La novela parece una excusa para mostrar al lector todo el enorme conocimiento que tiene el autor sobre el chocolate, su manera de prepararlo, sabor, textura, temperatura de los diversos ingredientes necesarios para convertirlo en bebida de los dioses. En todos los escenarios en los que se desarrolla la prolongada vida del protagonista el chocolate le roba el protagonismo: en México, donde lo conoce, en París, en Viena, y por último en Inglaterra, donde vive con un viejo cuáquero especialista en chocolate.

La vida de Diego adquiere un enorme dramatismo cuando muere Pedro en una carrera de galgos en la que lo ha inscrito para saldar sus deudas, deudas motivadas por su afición a las apuestas y a la bebida. Pedro era como su hijo. Estamos en 1906. Un norteamericano que lo ve abatido, le ofrece trabajo en Pensilvania, por supuesto en una fábrica de chocolate. Pedro y el chocolate han estado y van a estar presentes en todos los instantes de su vida. En el viaje en barco a Pensilvania dos mujeres adivinan su estado depresivo y le aconsejan que no deje de buscar al amor de su vida, Ignacia. Trabajo y amor son lo que dan sentido a la vida.

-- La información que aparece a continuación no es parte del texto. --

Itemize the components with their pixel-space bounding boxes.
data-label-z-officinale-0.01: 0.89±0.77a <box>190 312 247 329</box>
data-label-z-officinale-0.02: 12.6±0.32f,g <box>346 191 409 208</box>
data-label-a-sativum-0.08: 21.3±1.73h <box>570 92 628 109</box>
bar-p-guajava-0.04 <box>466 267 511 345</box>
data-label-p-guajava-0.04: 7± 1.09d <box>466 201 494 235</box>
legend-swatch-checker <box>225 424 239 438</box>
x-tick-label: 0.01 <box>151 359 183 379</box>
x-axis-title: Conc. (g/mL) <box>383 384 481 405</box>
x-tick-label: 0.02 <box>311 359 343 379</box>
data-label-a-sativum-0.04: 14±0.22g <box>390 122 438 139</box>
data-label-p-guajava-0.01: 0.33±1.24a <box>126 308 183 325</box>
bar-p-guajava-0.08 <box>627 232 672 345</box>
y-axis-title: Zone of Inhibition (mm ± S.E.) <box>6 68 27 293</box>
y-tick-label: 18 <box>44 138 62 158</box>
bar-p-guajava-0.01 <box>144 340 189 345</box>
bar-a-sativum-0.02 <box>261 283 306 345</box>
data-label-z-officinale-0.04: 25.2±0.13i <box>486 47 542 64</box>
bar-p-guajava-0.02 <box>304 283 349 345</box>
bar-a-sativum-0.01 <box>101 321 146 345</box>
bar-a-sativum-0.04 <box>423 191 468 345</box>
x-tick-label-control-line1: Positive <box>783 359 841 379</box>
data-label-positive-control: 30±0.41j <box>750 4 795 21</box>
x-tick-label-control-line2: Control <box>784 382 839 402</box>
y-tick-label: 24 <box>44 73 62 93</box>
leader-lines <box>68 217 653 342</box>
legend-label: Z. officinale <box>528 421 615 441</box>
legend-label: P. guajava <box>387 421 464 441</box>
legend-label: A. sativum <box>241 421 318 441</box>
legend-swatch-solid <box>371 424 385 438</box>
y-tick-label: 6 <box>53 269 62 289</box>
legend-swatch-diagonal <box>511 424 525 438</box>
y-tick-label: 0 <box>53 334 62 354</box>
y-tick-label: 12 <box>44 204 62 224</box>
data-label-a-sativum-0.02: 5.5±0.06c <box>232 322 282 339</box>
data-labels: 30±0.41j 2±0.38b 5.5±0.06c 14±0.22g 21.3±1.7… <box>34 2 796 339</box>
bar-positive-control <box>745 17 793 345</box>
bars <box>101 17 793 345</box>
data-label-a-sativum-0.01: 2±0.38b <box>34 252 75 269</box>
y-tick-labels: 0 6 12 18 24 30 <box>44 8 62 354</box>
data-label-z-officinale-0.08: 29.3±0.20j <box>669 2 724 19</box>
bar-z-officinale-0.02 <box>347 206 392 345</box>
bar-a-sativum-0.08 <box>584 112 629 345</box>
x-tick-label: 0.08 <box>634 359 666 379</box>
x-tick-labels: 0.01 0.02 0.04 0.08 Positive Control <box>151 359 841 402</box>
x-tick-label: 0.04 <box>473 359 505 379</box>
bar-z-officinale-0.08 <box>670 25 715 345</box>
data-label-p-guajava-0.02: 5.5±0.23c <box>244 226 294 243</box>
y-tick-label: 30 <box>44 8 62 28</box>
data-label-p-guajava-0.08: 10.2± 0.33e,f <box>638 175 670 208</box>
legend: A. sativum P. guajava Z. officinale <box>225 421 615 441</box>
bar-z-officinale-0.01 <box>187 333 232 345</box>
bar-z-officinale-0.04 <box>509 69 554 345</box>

En Pensilvania trabaja bien, pero sigue con la obsesión de regresar a México para encontrar a Ignacia. Viaja allá y en una plantación de cacao la encuentra un poco envejecida, pero esperándole siempre. La novela concluye así con el retorno del amor inicial, con el encuentro entre los dos amantes, con el sentido de la vida recuperado. Ahora ya pueden morir.

La novela se puede interpretar como una alabanza al chocolate, néctar de los dioses, al que se atribuyen propiedades maravillosas: prolongación de la vida, disfrute máximo de los sentidos, resumen de todo lo bueno y alejamiento de todo lo malo. ¿Es así en verdad?